Un·e Français·e sur dix déclare avoir été vic­time d’inceste

En cette jour­née du 20 novembre qui célèbre les droits de l’enfant, AIVI, asso­cia­tion de pro­tec­tion de l’enfance, change de nom et devient Face à l’inceste. Un acte sym­bo­lique pour ce fléau qui est deve­nu, selon les mots de sa fon­da­trice, « un scan­dale de san­té publique ».

campagne contenement
© Face à l'inceste

« On s’est ren­du compte qu’il n’y a rien de mieux qu’un acro­nyme pour dis­si­mu­ler quelque chose. Alors que pour lut­ter contre quelque chose, il faut com­men­cer par le nom­mer. » Depuis vingt ans, Isabelle Aubry lutte contre les ravages de l’inceste à tra­vers AIVI (Association inter­na­tio­nale des vic­times de l’inceste), l’association de pro­tec­tion de l’enfance qu’elle a fon­dée à la fin de l’année 2000. À l’occasion de la Journée inter­na­tio­nale des droits de l’enfant, ce 20 novembre, la fon­da­trice, elle-​même vic­time d’inceste dans sa jeu­nesse, a déci­dé – encore une fois – d’agir. À com­men­cer par le chan­ge­ment d’appellation de sa struc­ture. Exit donc l’AIVI rebap­ti­sée, à comp­ter d’aujourd’hui, en un plus expli­cite « Face à l’inceste ». Un acte sym­bo­lique, certes, mais qui ne doit pas être consi­dé­ré comme une modi­fi­ca­tion pure­ment esthé­tique. « L’inceste est encore très tabou dans notre socié­té, déve­loppe Isabelle Aubry. On parle de “vio­lences sexuelles intra­fa­mi­liales”, de “pédo­phi­lie”, mais on ne nomme pas le mot exact. Il faut des cam­pagnes d’information et de sen­si­bi­li­sa­tion avec le mot inceste dedans. Cela par­ti­cipe à ouvrir le débat. Nous, ce qu’on dit au gou­ver­ne­ment, c’est : “Dites le mot et vous aide­rez à libé­rer la parole”. »

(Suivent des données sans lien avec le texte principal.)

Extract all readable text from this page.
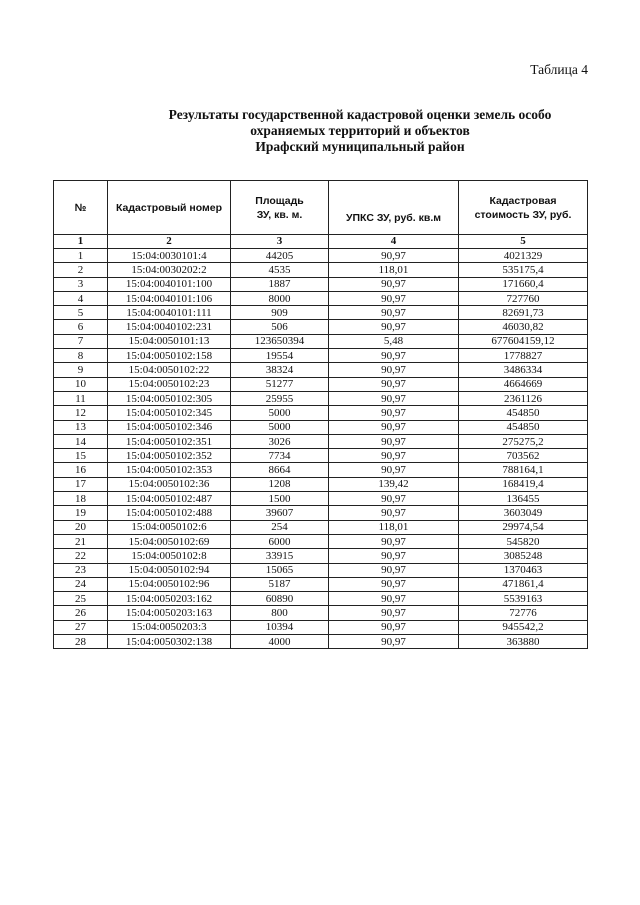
Таблица 4
Результаты государственной кадастровой оценки земель особо
охраняемых территорий и объектов
Ирафский муниципальный район
№	Кадастровый номер	Площадь ЗУ, кв. м.	УПКС ЗУ, руб. кв.м	Кадастровая стоимость ЗУ, руб.
1	2	3	4	5
1	15:04:0030101:4	44205	90,97	4021329
2	15:04:0030202:2	4535	118,01	535175,4
3	15:04:0040101:100	1887	90,97	171660,4
4	15:04:0040101:106	8000	90,97	727760
5	15:04:0040101:111	909	90,97	82691,73
6	15:04:0040102:231	506	90,97	46030,82
7	15:04:0050101:13	123650394	5,48	677604159,12
8	15:04:0050102:158	19554	90,97	1778827
9	15:04:0050102:22	38324	90,97	3486334
10	15:04:0050102:23	51277	90,97	4664669
11	15:04:0050102:305	25955	90,97	2361126
12	15:04:0050102:345	5000	90,97	454850
13	15:04:0050102:346	5000	90,97	454850
14	15:04:0050102:351	3026	90,97	275275,2
15	15:04:0050102:352	7734	90,97	703562
16	15:04:0050102:353	8664	90,97	788164,1
17	15:04:0050102:36	1208	139,42	168419,4
18	15:04:0050102:487	1500	90,97	136455
19	15:04:0050102:488	39607	90,97	3603049
20	15:04:0050102:6	254	118,01	29974,54
21	15:04:0050102:69	6000	90,97	545820
22	15:04:0050102:8	33915	90,97	3085248
23	15:04:0050102:94	15065	90,97	1370463
24	15:04:0050102:96	5187	90,97	471861,4
25	15:04:0050203:162	60890	90,97	5539163
26	15:04:0050203:163	800	90,97	72776
27	15:04:0050203:3	10394	90,97	945542,2
28	15:04:0050302:138	4000	90,97	363880
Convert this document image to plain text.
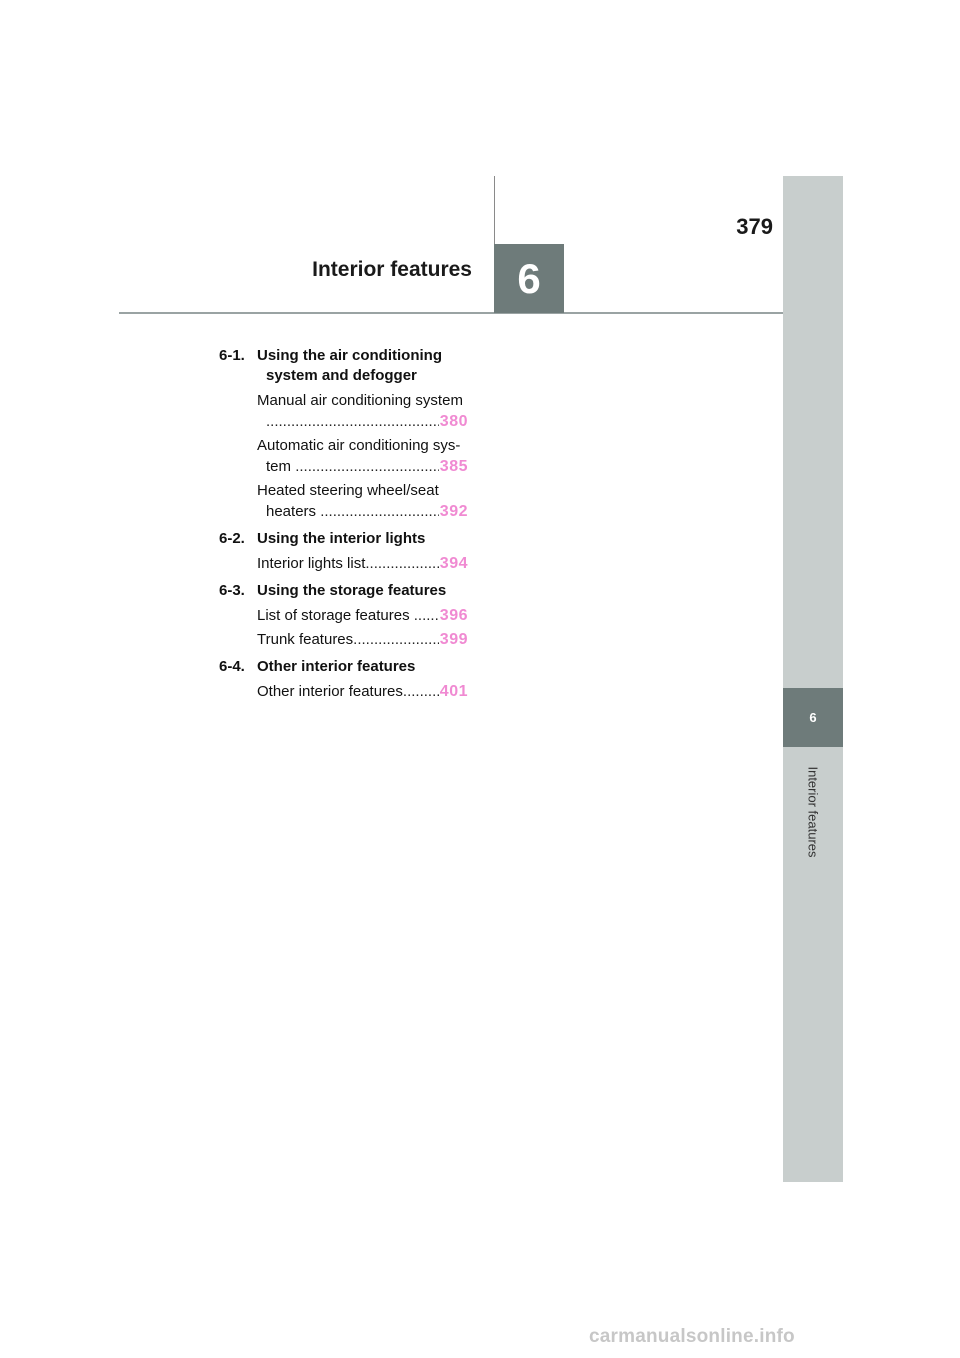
379
Interior features	6
6
Interior features
6-1. Using the air conditioning
system and defogger
Manual air conditioning system
.....
380
Automatic air conditioning sys-
tem .....	385
Heated steering wheel/seat
heaters .....	392
6-2. Using the interior lights
Interior lights list .....	394
6-3. Using the storage features
List of storage features ..... 396
Trunk features .....	399
6-4. Other interior features
Other interior features ..... 401
carmanualsonline.info
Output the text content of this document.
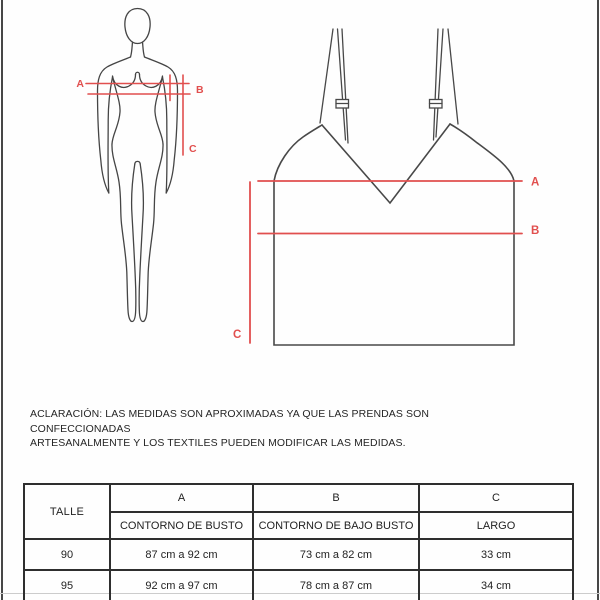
A	B
C
A
B
C
ACLARACIÓN: LAS MEDIDAS SON APROXIMADAS YA QUE LAS PRENDAS SON CONFECCIONADAS
ARTESANALMENTE Y LOS TEXTILES PUEDEN MODIFICAR LAS MEDIDAS.
TALLE	A	B	C
	CONTORNO DE BUSTO	CONTORNO DE BAJO BUSTO	LARGO
90	87 cm a 92 cm	73 cm a 82 cm	33 cm
95	92 cm a 97 cm	78 cm a 87 cm	34 cm
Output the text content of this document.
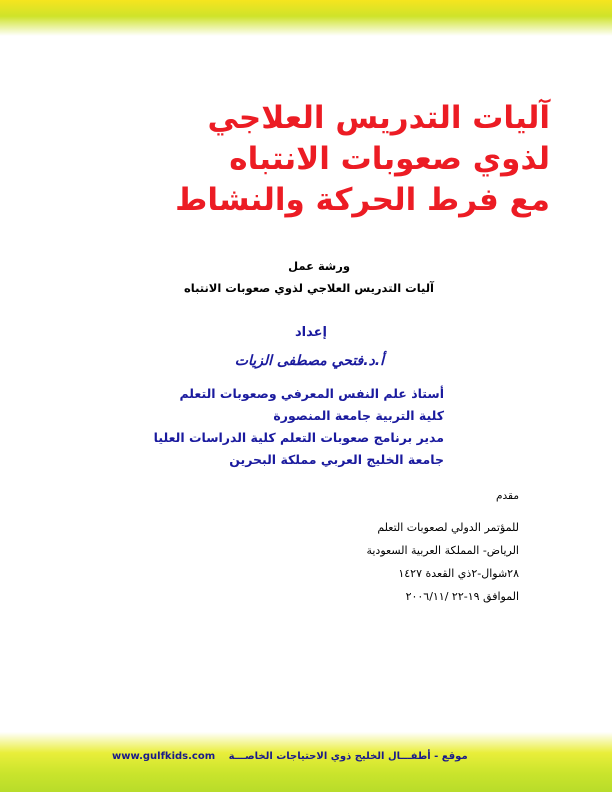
آليات التدريس العلاجي
لذوي صعوبات الانتباه
مع فرط الحركة والنشاط
ورشة عمل
آليات التدريس العلاجي لذوي صعوبات الانتباه
إعداد
أ.د.فتحي مصطفى الزيات
أستاذ علم النفس المعرفي وصعوبات التعلم
كلية التربية جامعة المنصورة
مدير برنامج صعوبات التعلم كلية الدراسات العليا
جامعة الخليج العربي مملكة البحرين
مقدم
للمؤتمر الدولي لصعوبات التعلم
الرياض- المملكة العربية السعودية
٢٨شوال-٢ذي القعدة ١٤٢٧
الموافق ١٩-٢٢ /٢٠٠٦/١١
www.gulfkids.com موقع - أطفـــال الخليج ذوي الاحتياجات الخاصـــة
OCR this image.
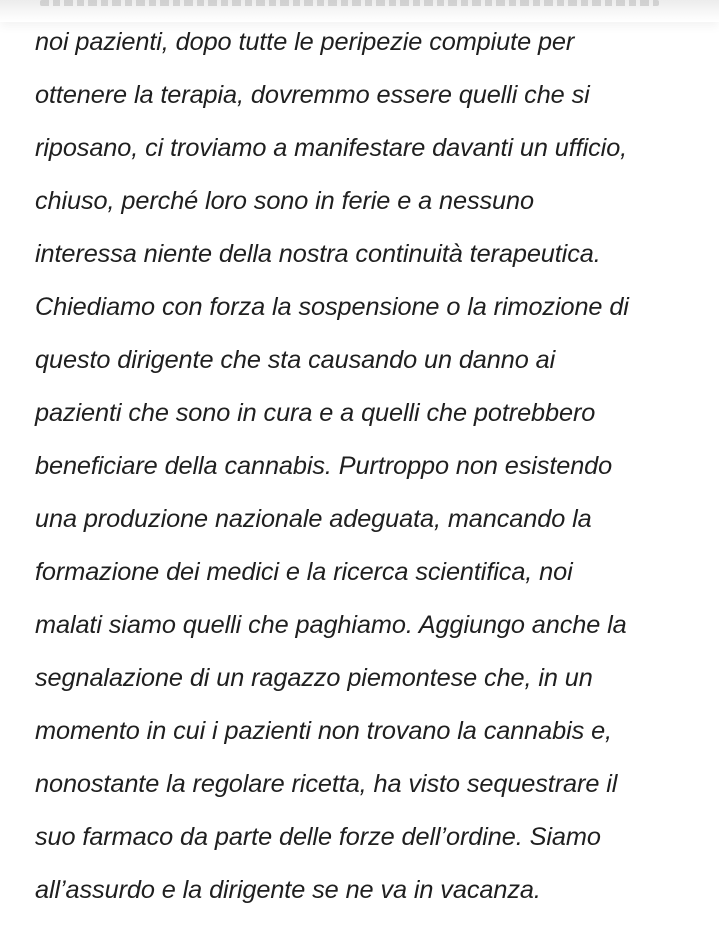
noi pazienti, dopo tutte le peripezie compiute per
ottenere la terapia, dovremmo essere quelli che si
riposano, ci troviamo a manifestare davanti un ufficio,
chiuso, perché loro sono in ferie e a nessuno
interessa niente della nostra continuità terapeutica.
Chiediamo con forza la sospensione o la rimozione di
questo dirigente che sta causando un danno ai
pazienti che sono in cura e a quelli che potrebbero
beneficiare della cannabis. Purtroppo non esistendo
una produzione nazionale adeguata, mancando la
formazione dei medici e la ricerca scientifica, noi
malati siamo quelli che paghiamo. Aggiungo anche la
segnalazione di un ragazzo piemontese che, in un
momento in cui i pazienti non trovano la cannabis e,
nonostante la regolare ricetta, ha visto sequestrare il
suo farmaco da parte delle forze dell’ordine. Siamo
all’assurdo e la dirigente se ne va in vacanza.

Car, outre son rôle d’information et d’entraide entre vic­times, Face à l’inceste pour­suit un objec­tif autre­ment plus ambi­tieux : celui d’obtenir un plan de lutte et de pré­ven­tion de la part de l’État, pour­vu de « moyens concrets ». Une mis­sion qui se heurte au carac­tère sacré de la cel­lule fami­liale. « Le gou­ver­ne­ment a lan­cé une com­mis­sion sur la pédo­cri­mi­na­li­té et les vio­lences sexuelles [Le secré­taire d’État char­gé de l’Enfance et des Familles, Adrien Taquet, s’apprête à lan­cer une com­mis­sion sur les vio­lences faites aux enfants, ndlr]. Encore une fois, l’inceste est le grand oublié de la dis­cus­sion, déplore Isabelle Aubry. La socié­té est com­po­sée de familles, et l’inceste remet en cause la struc­ture même de cette ins­ti­tu­tion. Et lorsqu’on touche aux ins­ti­tu­tions, on a immé­dia­te­ment affaire à un mur. » Pourtant, l’inceste est deve­nu bien plus qu’un fléau de san­té publique, « C’est désor­mais un véri­table scan­dale de san­té publique », se révolte Isabelle. L’association Face à l’inceste vient d’ailleurs de publier une enquête avec l’institut Ipsos sur ce sujet dou­lou­reux, qui dévoile un chiffre sidé­rant : 6,7 mil­lions de Français·es seraient ou auraient été vic­times d’actes inces­tueux. Soit un·e français·e sur dix. Un drame qui touche toutes les strates de la socié­té et tous les milieux socioprofessionnels.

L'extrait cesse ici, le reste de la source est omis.